Still, that would only be 10,000 votes. Joe Biden leads in the state by more than 53,000 votes, which has led to the Democrat being declared the president-elect. Pennsylvania is not sufficient to changing that outcome for Trump, but without it, he has no viable path to a majority in the Electoral College.
This illustrates how difficult the task ahead is for Trump and his legal team. They are contesting the results in multiple states, with recounts coming in Georgia and possibly Wisconsin. They have filed lawsuits in Pennsylvania, Michigan, Wisconsin, Arizona, and Nevada. Many of these suits have failed.
Al Gore fought for 37 days to challenge the result in Florida and, by extension, the 2000 presidential race. But that was a single state where fewer than 600 votes separated him from Republican opponent George W. Bush. The U.S. Supreme Court ultimately left that tally in place when it ruled against him in the controversial Bush v. Gore decision.

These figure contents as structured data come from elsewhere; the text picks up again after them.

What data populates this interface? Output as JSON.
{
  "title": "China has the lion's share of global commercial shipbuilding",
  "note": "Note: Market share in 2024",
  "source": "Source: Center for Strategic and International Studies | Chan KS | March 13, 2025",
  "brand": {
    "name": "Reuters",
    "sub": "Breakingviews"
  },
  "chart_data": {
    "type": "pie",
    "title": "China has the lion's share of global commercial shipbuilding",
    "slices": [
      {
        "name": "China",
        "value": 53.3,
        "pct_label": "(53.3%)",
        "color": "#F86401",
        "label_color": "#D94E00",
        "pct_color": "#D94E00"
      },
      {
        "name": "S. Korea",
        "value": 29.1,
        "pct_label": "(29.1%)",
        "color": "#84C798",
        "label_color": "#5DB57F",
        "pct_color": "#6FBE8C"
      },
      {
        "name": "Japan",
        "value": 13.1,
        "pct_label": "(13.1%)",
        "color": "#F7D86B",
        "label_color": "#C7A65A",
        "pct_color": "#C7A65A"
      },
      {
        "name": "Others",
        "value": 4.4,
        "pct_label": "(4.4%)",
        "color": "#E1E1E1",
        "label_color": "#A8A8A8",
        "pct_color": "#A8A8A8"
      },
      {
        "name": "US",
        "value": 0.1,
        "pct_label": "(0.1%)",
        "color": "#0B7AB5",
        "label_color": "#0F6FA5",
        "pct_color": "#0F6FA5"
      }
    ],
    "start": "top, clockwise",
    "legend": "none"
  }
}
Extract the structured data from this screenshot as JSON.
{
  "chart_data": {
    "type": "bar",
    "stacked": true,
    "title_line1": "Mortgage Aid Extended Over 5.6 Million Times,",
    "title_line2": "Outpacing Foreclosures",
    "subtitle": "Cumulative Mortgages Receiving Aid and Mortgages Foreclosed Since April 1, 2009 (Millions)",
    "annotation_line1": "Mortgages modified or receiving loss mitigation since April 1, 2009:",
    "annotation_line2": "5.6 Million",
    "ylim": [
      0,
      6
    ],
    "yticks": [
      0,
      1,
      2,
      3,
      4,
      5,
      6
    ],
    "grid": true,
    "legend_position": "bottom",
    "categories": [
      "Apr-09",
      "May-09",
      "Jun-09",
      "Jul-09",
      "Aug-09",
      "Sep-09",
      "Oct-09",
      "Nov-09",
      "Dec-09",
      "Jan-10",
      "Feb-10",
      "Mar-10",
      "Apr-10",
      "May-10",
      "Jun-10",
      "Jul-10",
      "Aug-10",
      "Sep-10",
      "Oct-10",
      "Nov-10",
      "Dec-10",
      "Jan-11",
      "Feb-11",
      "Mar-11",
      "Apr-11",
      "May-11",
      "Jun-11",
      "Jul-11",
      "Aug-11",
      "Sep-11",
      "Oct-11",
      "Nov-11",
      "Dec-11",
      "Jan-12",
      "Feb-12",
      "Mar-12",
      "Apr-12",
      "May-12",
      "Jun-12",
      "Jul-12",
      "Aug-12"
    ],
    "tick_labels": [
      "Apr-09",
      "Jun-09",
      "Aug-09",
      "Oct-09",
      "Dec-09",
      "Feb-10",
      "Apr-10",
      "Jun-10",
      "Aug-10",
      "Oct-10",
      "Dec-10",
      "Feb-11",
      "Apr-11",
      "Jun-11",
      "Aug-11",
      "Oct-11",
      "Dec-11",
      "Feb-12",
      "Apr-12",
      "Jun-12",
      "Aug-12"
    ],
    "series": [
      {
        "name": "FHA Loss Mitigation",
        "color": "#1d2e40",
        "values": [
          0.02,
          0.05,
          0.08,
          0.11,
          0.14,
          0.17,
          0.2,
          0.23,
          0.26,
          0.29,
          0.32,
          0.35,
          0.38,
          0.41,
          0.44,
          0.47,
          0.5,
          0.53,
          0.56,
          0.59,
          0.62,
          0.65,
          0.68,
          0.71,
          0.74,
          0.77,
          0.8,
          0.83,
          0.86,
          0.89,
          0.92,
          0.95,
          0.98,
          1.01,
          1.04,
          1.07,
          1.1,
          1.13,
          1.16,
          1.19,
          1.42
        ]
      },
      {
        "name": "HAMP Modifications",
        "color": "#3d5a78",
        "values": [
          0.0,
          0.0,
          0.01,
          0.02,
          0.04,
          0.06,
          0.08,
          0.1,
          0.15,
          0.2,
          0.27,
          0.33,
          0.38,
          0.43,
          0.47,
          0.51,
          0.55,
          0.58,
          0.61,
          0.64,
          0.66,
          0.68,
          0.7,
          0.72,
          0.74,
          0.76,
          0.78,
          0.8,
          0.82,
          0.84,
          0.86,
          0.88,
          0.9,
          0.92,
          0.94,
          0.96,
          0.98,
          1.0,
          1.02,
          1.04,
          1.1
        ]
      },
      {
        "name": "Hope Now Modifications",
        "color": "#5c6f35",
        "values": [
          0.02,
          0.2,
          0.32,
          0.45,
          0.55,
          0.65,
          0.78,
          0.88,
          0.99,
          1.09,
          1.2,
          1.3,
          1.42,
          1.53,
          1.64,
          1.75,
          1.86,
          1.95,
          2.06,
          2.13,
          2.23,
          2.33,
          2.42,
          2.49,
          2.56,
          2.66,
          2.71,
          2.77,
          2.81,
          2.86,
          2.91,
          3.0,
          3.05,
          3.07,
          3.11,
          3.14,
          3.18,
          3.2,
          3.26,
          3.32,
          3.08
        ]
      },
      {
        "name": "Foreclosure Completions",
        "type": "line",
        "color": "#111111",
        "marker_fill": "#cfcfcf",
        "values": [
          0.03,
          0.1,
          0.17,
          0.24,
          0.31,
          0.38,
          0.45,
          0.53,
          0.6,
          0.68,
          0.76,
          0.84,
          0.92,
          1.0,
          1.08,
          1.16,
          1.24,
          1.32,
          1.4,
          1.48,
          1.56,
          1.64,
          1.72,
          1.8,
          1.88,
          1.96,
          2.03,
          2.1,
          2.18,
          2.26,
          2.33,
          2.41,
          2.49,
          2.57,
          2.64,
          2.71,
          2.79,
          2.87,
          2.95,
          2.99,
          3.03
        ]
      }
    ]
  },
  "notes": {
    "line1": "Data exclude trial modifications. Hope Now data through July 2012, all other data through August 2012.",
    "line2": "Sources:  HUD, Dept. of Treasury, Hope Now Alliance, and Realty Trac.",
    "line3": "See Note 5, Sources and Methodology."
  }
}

Trump needs to succeed in challenging the results in several states where he trails Biden by tens of thousands of votes. “The legal efforts are going absolutely nowhere, and I think Trump recognizes that deep down,” said a Republican operative in Washington. “But on the surface, he needs to fight it for his base for a little while longer. He also has a couple of hardcore staffers who are telling him he can still win.”
Supporters of the president, including former New York City Mayor Rudy Giuliani and White House press secretary Kayleigh McEnany, have made more extensive fraud claims in public than the attorneys have in court. Trump has gone even further. He tweeted in all caps about unsubstantiated claims that Dominion voting machines deleted 2.7 million Trump votes nationwide, helping to swing Pennsylvania against him.
This may make the legal team’s job even more difficult. It also puts pressure on judges, including the three sitting justices Trump appointed to the Supreme Court, who might be inclined to side with the legal team on some legal or constitutional issues but don’t want to be seen as serving partisan political ends.
But the optics of states showing Trump leads on election night, pausing counting, and then flipping to Biden once the count resumed has many rank-and-file Republicans concerned. Trump victory true believers are plentiful on the campaign’s data team, the forecasts of which were closer in many battleground states than the public polling.
“I think Trump has to explore every legal angle and contest every vote that he can,” said GOP strategist John Feehery. “Not just because he thought he won but also because his voters think he won. Transparency is about the only thing that will help the country to move forward.”
One question that remains is at what point the challenges help people accept the result versus when they ensure they will never be accepted by one side of the political divide, as was the case in 1960, 2000, and 2016.
“The endgame is that he does exactly what he feels the Dems did to him for four years: delegitimize Biden as much as he can,” said the operative. “I’m not sure if it works, but I think he wants to try to hurt Biden as he prepares to take office.”
The “safe harbor” date for states to select their electors is Dec. 8, six days before the Electoral College is scheduled to meet.